イタリア語でも出るなんて、やはり人気があるのですね!
家の主人は、好きなようで、というか、そういう話題性のあるものは、一応目を通しておきたいようで、最近の作品はよく読んでいるのを見かけます!
どちらかというと、現実離れをしたと申しますか、SFちっくと申しますか?私は苦手なのであまり読んでないのですが、今トライしたらなおこさんが仰るようにまた違った感想になるかもしれないですね!
自分の年齢によっても読む作品というのは違った見方になるのかもしれないとふと今日のなおこさんの記事を拝見して思いました☆
ペルージャの中心街の噴水、夜も趣がありますね♪
Commented by milletti_naoko at 2017-04-29 20:39
アリスさん、どちらかと言うと、外国の方の視点で、どんなふうに村上春樹の作品や日本文化と出会って、どんなふうにとらえているか、感じられているかということに興味があったのです。まだ世界的に人気が出る前に、氏が出版社に持ち込んでぜひにと出版にこぎつけ、けれども初版は売れず題名にも問題があってと、お話も楽しく、距離を置いていたわたしや、読書好きだけれどまだまったく作品を読んだことがない夫も、終始興味を持って、楽しく聞けたという点で、すばらしい講演だったと思います。

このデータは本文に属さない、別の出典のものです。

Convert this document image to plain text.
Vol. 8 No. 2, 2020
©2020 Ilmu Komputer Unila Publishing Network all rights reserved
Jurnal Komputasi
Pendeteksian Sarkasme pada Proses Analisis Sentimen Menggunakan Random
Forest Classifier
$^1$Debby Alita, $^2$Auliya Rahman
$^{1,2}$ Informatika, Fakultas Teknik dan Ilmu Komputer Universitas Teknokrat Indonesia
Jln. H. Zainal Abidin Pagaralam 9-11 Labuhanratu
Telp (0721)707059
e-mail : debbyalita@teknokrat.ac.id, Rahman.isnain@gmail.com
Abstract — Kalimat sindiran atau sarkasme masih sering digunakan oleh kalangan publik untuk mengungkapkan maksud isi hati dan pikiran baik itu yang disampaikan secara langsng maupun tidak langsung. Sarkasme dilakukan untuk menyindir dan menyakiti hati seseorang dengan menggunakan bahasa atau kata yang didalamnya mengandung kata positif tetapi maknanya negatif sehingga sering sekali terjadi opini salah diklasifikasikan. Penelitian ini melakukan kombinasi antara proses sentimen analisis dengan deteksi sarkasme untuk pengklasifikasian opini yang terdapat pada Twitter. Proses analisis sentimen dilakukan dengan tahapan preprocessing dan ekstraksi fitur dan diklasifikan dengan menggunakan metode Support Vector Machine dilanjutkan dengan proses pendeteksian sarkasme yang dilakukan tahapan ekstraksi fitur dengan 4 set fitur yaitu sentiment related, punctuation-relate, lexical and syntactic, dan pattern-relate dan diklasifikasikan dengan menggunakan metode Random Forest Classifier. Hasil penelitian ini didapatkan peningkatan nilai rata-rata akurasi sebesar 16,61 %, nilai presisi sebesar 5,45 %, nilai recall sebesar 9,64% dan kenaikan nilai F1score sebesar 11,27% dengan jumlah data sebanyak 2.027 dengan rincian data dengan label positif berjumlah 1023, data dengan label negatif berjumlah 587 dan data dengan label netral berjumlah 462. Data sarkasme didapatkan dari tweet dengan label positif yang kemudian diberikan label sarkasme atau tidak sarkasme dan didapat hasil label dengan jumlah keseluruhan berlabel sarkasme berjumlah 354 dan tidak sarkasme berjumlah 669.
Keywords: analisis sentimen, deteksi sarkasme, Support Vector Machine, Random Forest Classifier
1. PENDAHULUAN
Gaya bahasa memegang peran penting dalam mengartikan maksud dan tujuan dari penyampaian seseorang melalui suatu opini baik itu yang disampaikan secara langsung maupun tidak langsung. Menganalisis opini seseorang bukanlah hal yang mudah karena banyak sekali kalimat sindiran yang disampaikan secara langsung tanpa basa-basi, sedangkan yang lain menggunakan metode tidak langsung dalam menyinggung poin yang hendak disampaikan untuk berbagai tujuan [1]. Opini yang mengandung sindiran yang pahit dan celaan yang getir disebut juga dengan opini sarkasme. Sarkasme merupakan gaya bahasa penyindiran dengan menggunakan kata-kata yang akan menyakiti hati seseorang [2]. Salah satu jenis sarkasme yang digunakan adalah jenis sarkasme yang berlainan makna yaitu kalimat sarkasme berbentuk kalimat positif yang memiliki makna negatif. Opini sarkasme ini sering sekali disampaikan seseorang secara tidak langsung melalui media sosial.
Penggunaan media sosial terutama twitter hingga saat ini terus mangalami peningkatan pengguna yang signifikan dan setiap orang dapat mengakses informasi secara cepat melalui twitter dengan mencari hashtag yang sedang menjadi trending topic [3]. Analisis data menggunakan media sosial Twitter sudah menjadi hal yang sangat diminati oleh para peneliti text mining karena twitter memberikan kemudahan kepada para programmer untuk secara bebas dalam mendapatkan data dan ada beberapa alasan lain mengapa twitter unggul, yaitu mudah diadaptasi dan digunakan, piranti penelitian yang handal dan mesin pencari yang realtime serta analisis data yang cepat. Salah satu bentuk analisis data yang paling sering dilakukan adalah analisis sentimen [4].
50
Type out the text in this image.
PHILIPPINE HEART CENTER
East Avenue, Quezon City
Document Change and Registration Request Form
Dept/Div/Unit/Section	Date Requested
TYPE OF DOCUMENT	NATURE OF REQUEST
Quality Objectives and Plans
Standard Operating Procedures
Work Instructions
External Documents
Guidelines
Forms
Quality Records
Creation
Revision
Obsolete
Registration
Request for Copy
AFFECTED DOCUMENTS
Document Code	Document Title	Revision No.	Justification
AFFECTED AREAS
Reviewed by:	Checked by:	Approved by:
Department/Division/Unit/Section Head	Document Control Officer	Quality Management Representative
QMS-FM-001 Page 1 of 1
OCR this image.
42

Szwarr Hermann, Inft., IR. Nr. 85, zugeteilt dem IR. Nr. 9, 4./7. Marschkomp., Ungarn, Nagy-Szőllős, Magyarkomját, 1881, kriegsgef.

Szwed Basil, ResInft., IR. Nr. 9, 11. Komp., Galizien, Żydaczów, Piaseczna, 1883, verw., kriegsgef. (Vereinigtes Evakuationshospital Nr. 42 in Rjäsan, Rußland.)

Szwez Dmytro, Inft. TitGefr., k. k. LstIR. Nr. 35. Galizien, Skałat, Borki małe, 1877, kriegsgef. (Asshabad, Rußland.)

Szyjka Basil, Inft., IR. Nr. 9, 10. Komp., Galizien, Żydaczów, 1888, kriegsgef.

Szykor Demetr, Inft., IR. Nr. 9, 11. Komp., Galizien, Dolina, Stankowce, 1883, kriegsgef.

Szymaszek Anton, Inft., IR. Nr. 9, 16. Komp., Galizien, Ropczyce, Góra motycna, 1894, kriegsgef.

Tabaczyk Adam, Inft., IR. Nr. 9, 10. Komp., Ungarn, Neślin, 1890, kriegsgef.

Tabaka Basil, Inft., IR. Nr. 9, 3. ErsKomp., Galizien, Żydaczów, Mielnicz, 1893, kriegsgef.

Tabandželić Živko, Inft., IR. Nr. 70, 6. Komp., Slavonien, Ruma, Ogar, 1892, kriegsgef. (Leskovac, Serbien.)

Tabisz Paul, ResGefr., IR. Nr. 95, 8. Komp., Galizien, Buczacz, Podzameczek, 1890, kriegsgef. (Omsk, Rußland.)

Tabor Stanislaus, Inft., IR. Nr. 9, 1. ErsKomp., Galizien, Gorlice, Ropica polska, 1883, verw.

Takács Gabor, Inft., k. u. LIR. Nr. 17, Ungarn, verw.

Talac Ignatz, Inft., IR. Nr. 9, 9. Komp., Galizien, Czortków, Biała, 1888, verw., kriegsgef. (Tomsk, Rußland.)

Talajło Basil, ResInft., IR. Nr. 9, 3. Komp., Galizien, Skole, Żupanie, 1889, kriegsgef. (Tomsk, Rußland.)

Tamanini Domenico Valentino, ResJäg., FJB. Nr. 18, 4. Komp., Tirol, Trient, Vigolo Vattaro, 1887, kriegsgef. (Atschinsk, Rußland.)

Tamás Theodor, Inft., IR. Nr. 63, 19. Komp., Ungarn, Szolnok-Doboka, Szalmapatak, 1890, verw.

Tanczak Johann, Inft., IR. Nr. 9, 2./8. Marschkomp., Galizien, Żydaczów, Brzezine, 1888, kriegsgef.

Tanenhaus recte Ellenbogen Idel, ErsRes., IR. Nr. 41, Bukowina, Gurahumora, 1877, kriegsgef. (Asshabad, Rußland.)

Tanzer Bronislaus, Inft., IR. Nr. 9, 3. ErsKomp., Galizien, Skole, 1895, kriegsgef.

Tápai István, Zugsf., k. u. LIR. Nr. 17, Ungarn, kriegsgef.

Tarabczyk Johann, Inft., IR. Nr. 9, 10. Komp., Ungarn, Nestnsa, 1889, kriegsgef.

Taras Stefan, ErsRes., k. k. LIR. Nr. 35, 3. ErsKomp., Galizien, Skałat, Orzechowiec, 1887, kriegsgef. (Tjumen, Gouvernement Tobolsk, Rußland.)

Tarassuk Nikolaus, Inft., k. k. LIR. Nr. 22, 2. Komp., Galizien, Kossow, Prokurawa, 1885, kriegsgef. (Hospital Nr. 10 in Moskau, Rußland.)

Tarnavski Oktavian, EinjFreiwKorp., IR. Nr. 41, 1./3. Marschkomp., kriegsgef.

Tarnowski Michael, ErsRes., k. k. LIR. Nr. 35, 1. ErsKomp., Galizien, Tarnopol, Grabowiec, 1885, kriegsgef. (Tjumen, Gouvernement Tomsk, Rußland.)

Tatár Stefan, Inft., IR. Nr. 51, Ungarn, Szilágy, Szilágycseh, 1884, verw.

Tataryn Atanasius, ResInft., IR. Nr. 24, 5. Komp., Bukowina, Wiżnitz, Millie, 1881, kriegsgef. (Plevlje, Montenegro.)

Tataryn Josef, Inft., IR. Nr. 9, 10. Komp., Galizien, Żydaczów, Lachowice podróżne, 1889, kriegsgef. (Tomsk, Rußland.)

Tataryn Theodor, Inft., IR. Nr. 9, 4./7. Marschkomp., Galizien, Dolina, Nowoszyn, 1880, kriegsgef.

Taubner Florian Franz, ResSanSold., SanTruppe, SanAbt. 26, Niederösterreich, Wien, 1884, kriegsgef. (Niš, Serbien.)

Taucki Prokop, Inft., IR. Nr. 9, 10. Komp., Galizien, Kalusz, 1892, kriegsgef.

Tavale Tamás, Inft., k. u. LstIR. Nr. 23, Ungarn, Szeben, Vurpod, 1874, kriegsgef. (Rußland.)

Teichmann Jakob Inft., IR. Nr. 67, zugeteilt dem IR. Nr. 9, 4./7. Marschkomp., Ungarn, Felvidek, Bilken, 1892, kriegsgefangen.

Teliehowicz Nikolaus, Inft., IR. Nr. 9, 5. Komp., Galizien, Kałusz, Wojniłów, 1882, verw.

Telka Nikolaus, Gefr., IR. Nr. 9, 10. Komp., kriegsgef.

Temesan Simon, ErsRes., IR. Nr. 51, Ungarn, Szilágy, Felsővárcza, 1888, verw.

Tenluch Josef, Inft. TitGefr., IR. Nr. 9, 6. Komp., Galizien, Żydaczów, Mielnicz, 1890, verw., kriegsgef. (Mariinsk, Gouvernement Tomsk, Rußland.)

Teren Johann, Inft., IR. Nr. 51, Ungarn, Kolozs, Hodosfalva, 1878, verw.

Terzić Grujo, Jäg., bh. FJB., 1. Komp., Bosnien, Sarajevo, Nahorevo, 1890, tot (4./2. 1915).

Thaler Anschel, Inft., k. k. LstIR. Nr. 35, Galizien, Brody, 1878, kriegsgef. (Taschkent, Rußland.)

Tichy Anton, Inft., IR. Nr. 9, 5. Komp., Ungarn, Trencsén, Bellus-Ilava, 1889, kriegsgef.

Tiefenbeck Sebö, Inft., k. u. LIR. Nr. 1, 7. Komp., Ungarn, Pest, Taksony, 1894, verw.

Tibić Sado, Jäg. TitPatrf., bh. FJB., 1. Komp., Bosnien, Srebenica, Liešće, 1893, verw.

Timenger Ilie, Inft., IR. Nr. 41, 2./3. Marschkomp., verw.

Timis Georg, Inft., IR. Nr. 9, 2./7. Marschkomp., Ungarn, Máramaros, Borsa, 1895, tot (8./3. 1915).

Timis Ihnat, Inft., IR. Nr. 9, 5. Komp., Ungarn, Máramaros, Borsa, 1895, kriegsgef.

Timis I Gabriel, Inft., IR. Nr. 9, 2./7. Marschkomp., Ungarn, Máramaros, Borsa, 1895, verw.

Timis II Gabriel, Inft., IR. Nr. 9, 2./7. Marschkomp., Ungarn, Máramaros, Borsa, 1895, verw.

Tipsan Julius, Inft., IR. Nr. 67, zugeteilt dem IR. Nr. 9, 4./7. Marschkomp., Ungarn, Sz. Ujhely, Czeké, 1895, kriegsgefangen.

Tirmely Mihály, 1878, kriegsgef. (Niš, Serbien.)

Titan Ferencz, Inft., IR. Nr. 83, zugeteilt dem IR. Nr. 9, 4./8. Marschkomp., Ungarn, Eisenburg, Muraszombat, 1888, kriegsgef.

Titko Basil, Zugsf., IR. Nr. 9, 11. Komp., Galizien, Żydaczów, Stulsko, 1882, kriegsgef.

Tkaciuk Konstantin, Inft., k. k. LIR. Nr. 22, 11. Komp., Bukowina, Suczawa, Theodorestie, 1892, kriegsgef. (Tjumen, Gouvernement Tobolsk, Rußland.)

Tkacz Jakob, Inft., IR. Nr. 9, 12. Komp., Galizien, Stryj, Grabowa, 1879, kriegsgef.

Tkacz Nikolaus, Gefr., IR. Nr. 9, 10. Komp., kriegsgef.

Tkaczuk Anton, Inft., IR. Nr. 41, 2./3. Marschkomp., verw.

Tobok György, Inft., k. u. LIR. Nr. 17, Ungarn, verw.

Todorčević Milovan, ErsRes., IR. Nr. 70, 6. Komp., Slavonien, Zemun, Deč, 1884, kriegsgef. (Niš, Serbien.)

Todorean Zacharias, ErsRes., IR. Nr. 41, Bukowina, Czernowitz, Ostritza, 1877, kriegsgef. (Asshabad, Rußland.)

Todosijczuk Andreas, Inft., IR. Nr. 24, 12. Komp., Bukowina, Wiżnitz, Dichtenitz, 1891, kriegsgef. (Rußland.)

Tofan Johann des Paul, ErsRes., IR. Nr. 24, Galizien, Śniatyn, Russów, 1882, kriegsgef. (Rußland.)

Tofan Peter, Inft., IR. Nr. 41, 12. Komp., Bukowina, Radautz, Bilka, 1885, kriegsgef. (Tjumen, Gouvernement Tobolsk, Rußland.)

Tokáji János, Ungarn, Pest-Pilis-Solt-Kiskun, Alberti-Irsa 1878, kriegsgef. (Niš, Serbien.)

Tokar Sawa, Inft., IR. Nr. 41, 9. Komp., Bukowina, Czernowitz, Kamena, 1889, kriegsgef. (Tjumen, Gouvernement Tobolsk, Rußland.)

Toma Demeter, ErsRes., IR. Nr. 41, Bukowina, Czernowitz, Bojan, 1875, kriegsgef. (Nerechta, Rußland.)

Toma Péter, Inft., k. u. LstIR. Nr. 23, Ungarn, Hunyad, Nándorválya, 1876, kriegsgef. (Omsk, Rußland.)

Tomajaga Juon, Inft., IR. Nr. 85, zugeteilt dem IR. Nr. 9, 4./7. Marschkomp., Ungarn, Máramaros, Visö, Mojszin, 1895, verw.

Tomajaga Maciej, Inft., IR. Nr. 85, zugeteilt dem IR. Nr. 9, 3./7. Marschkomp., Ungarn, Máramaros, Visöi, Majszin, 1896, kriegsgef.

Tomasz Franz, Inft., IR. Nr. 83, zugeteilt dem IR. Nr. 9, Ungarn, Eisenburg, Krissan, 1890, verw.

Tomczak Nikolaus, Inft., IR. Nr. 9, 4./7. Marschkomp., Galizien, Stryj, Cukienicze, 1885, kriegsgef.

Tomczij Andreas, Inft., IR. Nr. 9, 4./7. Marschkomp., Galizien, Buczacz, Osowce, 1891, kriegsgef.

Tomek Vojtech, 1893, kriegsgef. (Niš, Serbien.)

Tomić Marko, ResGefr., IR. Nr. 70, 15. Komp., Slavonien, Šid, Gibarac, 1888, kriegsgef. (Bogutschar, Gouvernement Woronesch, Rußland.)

だんなさまがよく読まれているんですね! 昨夜の話の中にも現実すぎるあまりの非現実性という言葉が、村上作品を読み解く鍵として出てきました。

村上作品や作家についてだけでなく、お話を通して、なるほどといろいろ考えることも多くありましたので、感じたことを忘れてしまわないうちに、記事にしておくつもりでいます。

ありがとうございます。ふと見たふと時間のある角度からのその瞬間の美しさというのがありますよね。うまくとらえられたようで、うれしいです。